洋君に言わせれば、東京に比べたら全然空いているらしいですが。

東京かぁ・・・
遠距離恋愛だった頃をふっと思い出した。
気が付くと、どんどん洋君が私の元から離れて行く事が、凄く不安でした。
口では強がり言って、「私は大丈夫だから、しっかり転勤先で頑張って」って送り出していました。
でも大阪時代はまだ週末に帰ってきてくれたり、私が出掛けたりしていたから良かったんですが、さすがに東京となるとそうそうは帰って来れませんからね。
さすがに辛かったです。
でも今となっては、ちょっぴり懐かしい思い出ですけどね。

まだ洋君が松舞の営業所に居た頃は、毎晩の様にどこかに出掛けてました。
夜通し車を走らせていた事だって何回も有りますし、ファミレスで夜明けまでおしゃべりしていた事だって。
いわゆる青春の1ページって奴でしょうか?
そう言えば忘れてましたが、先日21日で付き合い始めて6年目に突入致しました。
付き合い始めの頃は、未だ恋愛自体に馴れて無く、破局の不安を毎日背後に感じていましたが、気が付けば丸5年間付き合っているんですね。


初めてのデート?は、5年前の7月末の土曜日だったと思う。
本当は、妹の朝葉の初デートの海水浴に付き合うつもりだったんですが、前夜地元の祭太鼓サークルに顔を出したら、みんなで飲みに行く話になったんですよね。
明日海水浴だから、早々に切り上げるつもりだったんですが、洋君と映画の話で盛り上がってしまい、ノリで翌日映画を見に行く事に(^_^;)
私が大好きな漫画作家羽海野チカさんの「ハチミツとクローバー」でした。
洋君の好きなスガシカオさんの曲が挿入歌に使われていたのも、話が盛り上がった要因の一つでしたよ。(映画版では嵐が歌ってましたが・・・)

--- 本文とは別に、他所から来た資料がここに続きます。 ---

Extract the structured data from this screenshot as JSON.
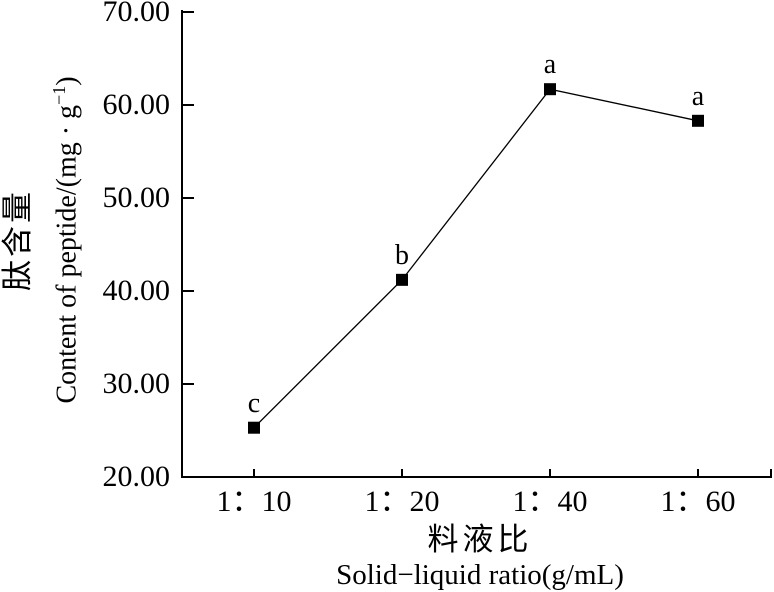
{
  "chart_data": {
    "type": "line",
    "categories": [
      "1：10",
      "1：20",
      "1：40",
      "1：60"
    ],
    "values": [
      25.3,
      41.2,
      61.7,
      58.3
    ],
    "point_labels": [
      "c",
      "b",
      "a",
      "a"
    ],
    "series_name": "content-of-peptide",
    "marker": "filled-square",
    "line_color": "#000000",
    "marker_color": "#000000",
    "background_color": "#ffffff",
    "ylim": [
      20,
      70
    ],
    "ytick_labels": [
      "20.00",
      "30.00",
      "40.00",
      "50.00",
      "60.00",
      "70.00"
    ],
    "grid": "off",
    "legend": "none",
    "xlabel_zh": "料液比",
    "xlabel_en": "Solid−liquid ratio(g/mL)",
    "ylabel_zh": "肽含量",
    "ylabel_en_prefix": "Content of peptide/(mg · g",
    "ylabel_en_sup": "−1",
    "ylabel_en_suffix": ")"
  }
}
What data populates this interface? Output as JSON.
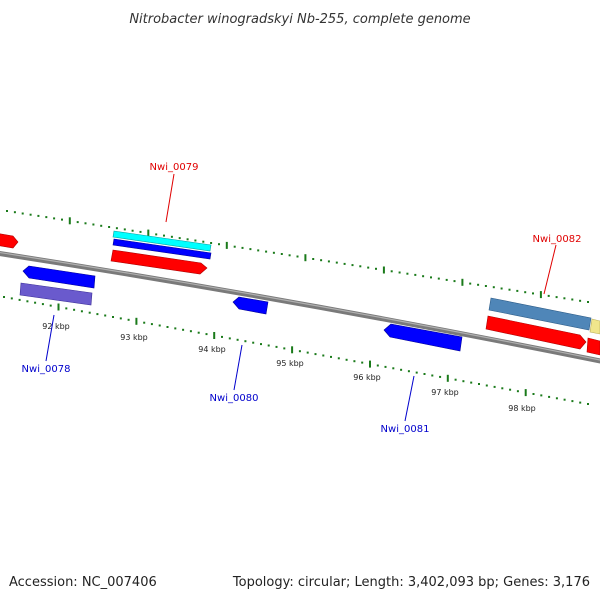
{
  "title": "Nitrobacter winogradskyi Nb-255, complete genome",
  "footer": {
    "accession": "Accession: NC_007406",
    "summary": "Topology: circular; Length: 3,402,093 bp; Genes: 3,176"
  },
  "colors": {
    "backbone": "#7a7a7a",
    "tick": "#1a7a1a",
    "forward_label": "#e00000",
    "reverse_label": "#0000cc",
    "red_feature": "#ff0000",
    "blue_feature": "#0000ff",
    "cyan_feature": "#00ffff",
    "steelblue_feature": "#4f86b8",
    "slate_feature": "#6a5acd",
    "khaki_feature": "#f0e68c"
  },
  "ticks": [
    "92 kbp",
    "93 kbp",
    "94 kbp",
    "95 kbp",
    "96 kbp",
    "97 kbp",
    "98 kbp"
  ],
  "gene_labels": [
    {
      "id": "Nwi_0079",
      "strand": "forward"
    },
    {
      "id": "Nwi_0082",
      "strand": "forward"
    },
    {
      "id": "Nwi_0078",
      "strand": "reverse"
    },
    {
      "id": "Nwi_0080",
      "strand": "reverse"
    },
    {
      "id": "Nwi_0081",
      "strand": "reverse"
    }
  ]
}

初めてサークルで顔を見た時は、濃い顔だなってのが印象に残ってます(笑)
何回か顔を会わすうちに少しずつ口を聞くようになりました。
話をしてみると、結構オヤジギャグ言ったり、おどけたりと面白い人だって事が分かりました。
特に、笑った時の顔が可愛くてお気に入りなんですよね。
気が付くと、サークルに出掛けるのが待ち遠しくなり、洋君が休んでいたりするとちょっぴり残念な気持ちになったりしてました。
まさかアレが恋の始まりだったとは・・・

それまでも何回か食事に行ったりして、デートっぽい事はしていたんですが、告白されたのは、1カ月以上経った9月21日。
意外と奥手なんですよ、洋君は(笑)
「緑川さん、好きです。これからもず~っと僕の横で笑っていてくれませんか?」
最初は、告白だったなんて気が付きませんでした(^_^;)
「・・・えっとぉ・・・それって・・・あの~・・・あっ・・・うん、・・・いいえ、はい」
そんな事言われた事無かったですから、何て返事をすれば良いか迷ってしまいました。

・・・いいえ、返事は初めて映画を見に行った時に分かっていたんですけどね。